21st November 2021, 01:10	#9 \| Link
TomArrow Registered User Join Date: Dec 2017 Posts: 90	Ah I see, interesting. I agree, it would only make sense if it's faster. Meanwhile I have been taking some baby steps and looked into how auto-vectorization works. Turns out you can print diagnostics and it showed me that it wasn't doing any vectorization at all. So now I tuned it a bit and it does do it now. In addition, I've now also created AVX2 and AVX512 compiles, where the old one was merely AVX (because that's what my CPU supports). Would you do another one of your benchmarks with the updated version? https://github.com/TomArrow/ColorMat...ses/tag/v0.1.1 Just pick whatever instruction set your CPU can handle, though the AVX512 is with a newer compiler version which in my tests seemed to actually produce a bit slower code, so if you try the AVX512 one, maybe also try the AVX2 one. And for AVX and AVX2 I included a second version called "OMPtest" which has the OpenMP parallelization of the outer loop (rows) while the other one does not have this. To me subjectively it feels snappier now, but maybe I'm imagining it. Whereas with the OpenMP thing I really can't tell and I don't know how to do benchmarks.

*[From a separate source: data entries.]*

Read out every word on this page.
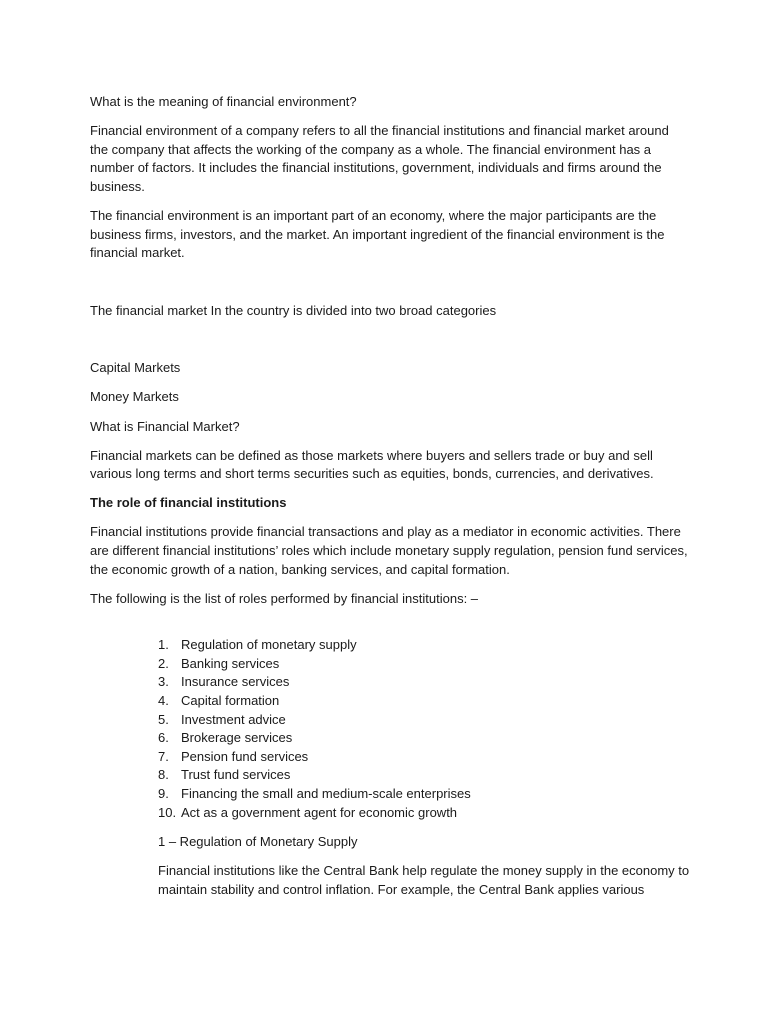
What is the meaning of financial environment?

Financial environment of a company refers to all the financial institutions and financial market around the company that affects the working of the company as a whole. The financial environment has a number of factors. It includes the financial institutions, government, individuals and firms around the business.

The financial environment is an important part of an economy, where the major participants are the business firms, investors, and the market. An important ingredient of the financial environment is the financial market.

The financial market In the country is divided into two broad categories

Capital Markets

Money Markets

What is Financial Market?

Financial markets can be defined as those markets where buyers and sellers trade or buy and sell various long terms and short terms securities such as equities, bonds, currencies, and derivatives.

The role of financial institutions

Financial institutions provide financial transactions and play as a mediator in economic activities. There are different financial institutions’ roles which include monetary supply regulation, pension fund services, the economic growth of a nation, banking services, and capital formation.

The following is the list of roles performed by financial institutions: –

1. Regulation of monetary supply
2. Banking services
3. Insurance services
4. Capital formation
5. Investment advice
6. Brokerage services
7. Pension fund services
8. Trust fund services
9. Financing the small and medium-scale enterprises
10. Act as a government agent for economic growth

1 – Regulation of Monetary Supply

Financial institutions like the Central Bank help regulate the money supply in the economy to maintain stability and control inflation. For example, the Central Bank applies various
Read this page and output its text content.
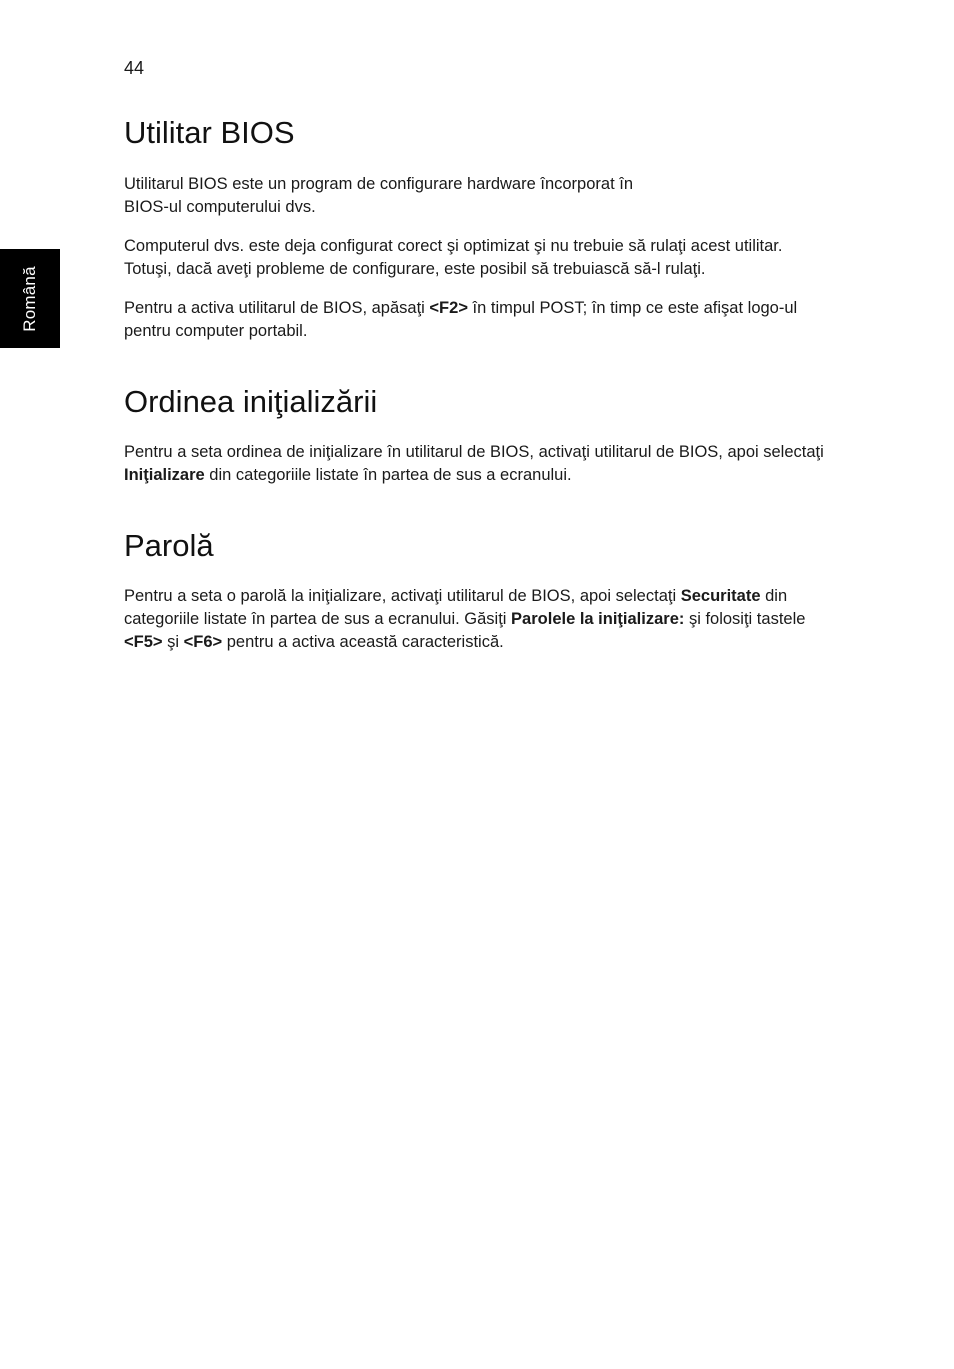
44
Română
Utilitar BIOS

Utilitarul BIOS este un program de configurare hardware încorporat în
BIOS-ul computerului dvs.

Computerul dvs. este deja configurat corect şi optimizat şi nu trebuie să rulaţi acest utilitar. Totuşi, dacă aveţi probleme de configurare, este posibil să trebuiască să-l rulaţi.

Pentru a activa utilitarul de BIOS, apăsaţi <F2> în timpul POST; în timp ce este afişat logo-ul pentru computer portabil.

Ordinea iniţializării

Pentru a seta ordinea de iniţializare în utilitarul de BIOS, activaţi utilitarul de BIOS, apoi selectaţi Iniţializare din categoriile listate în partea de sus a ecranului.

Parolă

Pentru a seta o parolă la iniţializare, activaţi utilitarul de BIOS, apoi selectaţi Securitate din categoriile listate în partea de sus a ecranului. Găsiţi Parolele la iniţializare: şi folosiţi tastele <F5> şi <F6> pentru a activa această caracteristică.
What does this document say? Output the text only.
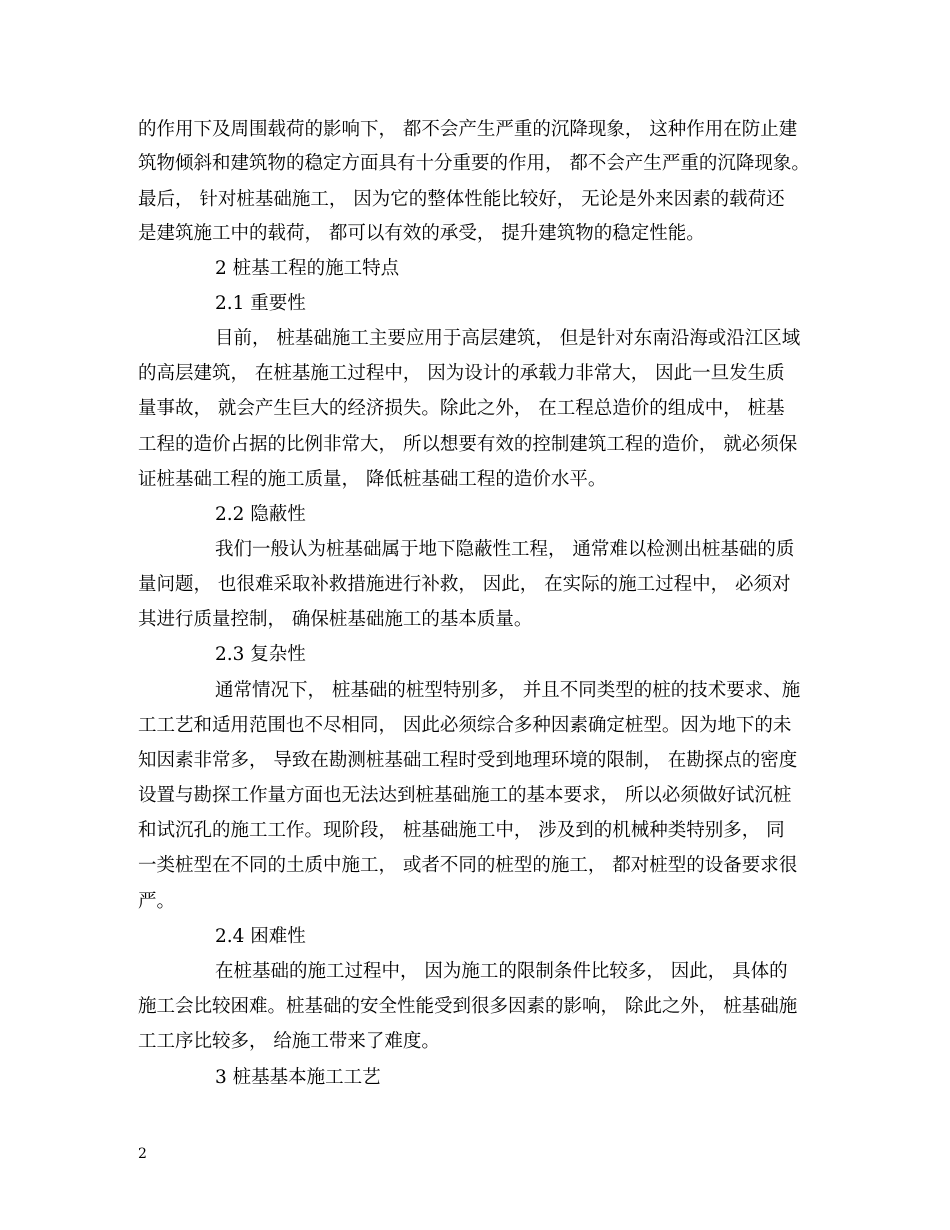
的作用下及周围载荷的影响下， 都不会产生严重的沉降现象， 这种作用在防止建
筑物倾斜和建筑物的稳定方面具有十分重要的作用， 都不会产生严重的沉降现象。
最后， 针对桩基础施工， 因为它的整体性能比较好， 无论是外来因素的载荷还
是建筑施工中的载荷， 都可以有效的承受， 提升建筑物的稳定性能。
2 桩基工程的施工特点
2.1 重要性
目前， 桩基础施工主要应用于高层建筑， 但是针对东南沿海或沿江区域
的高层建筑， 在桩基施工过程中， 因为设计的承载力非常大， 因此一旦发生质
量事故， 就会产生巨大的经济损失。除此之外， 在工程总造价的组成中， 桩基
工程的造价占据的比例非常大， 所以想要有效的控制建筑工程的造价， 就必须保
证桩基础工程的施工质量， 降低桩基础工程的造价水平。
2.2 隐蔽性
我们一般认为桩基础属于地下隐蔽性工程， 通常难以检测出桩基础的质
量问题， 也很难采取补救措施进行补救， 因此， 在实际的施工过程中， 必须对
其进行质量控制， 确保桩基础施工的基本质量。
2.3 复杂性
通常情况下， 桩基础的桩型特别多， 并且不同类型的桩的技术要求、施
工工艺和适用范围也不尽相同， 因此必须综合多种因素确定桩型。因为地下的未
知因素非常多， 导致在勘测桩基础工程时受到地理环境的限制， 在勘探点的密度
设置与勘探工作量方面也无法达到桩基础施工的基本要求， 所以必须做好试沉桩
和试沉孔的施工工作。现阶段， 桩基础施工中， 涉及到的机械种类特别多， 同
一类桩型在不同的土质中施工， 或者不同的桩型的施工， 都对桩型的设备要求很
严。
2.4 困难性
在桩基础的施工过程中， 因为施工的限制条件比较多， 因此， 具体的
施工会比较困难。桩基础的安全性能受到很多因素的影响， 除此之外， 桩基础施
工工序比较多， 给施工带来了难度。
3 桩基基本施工工艺
2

21st November 2021, 01:23	#10 \| Link
Dogway Registered User Join Date: Nov 2009 Posts: 2,361	Thanks, I tested with AVX2 as my CPU doesn't support AVX512. The OpenMP was kinda slower than before, the other one was a little bit faster maybe 114 or 115. I'm testing with Prefetch(6) for my CPU which gives me the highest numbers. You can run benchs with avsmeter, very useful tool. Maybe someone else can give you hints on SIMD optimization, looking over stackoverflow is also good practice. __________________ i7-4790K@Stock::GTX 1070] AviSynth+ filters and mods on GitHub + Discussion thread

21st November 2021, 01:29	#11 \| Link
TomArrow Registered User Join Date: Dec 2017 Posts: 90	Oh well that's quite the letdown then. I could swear it felt faster to me but such is life. Guess I'm at my wits end for the time being then.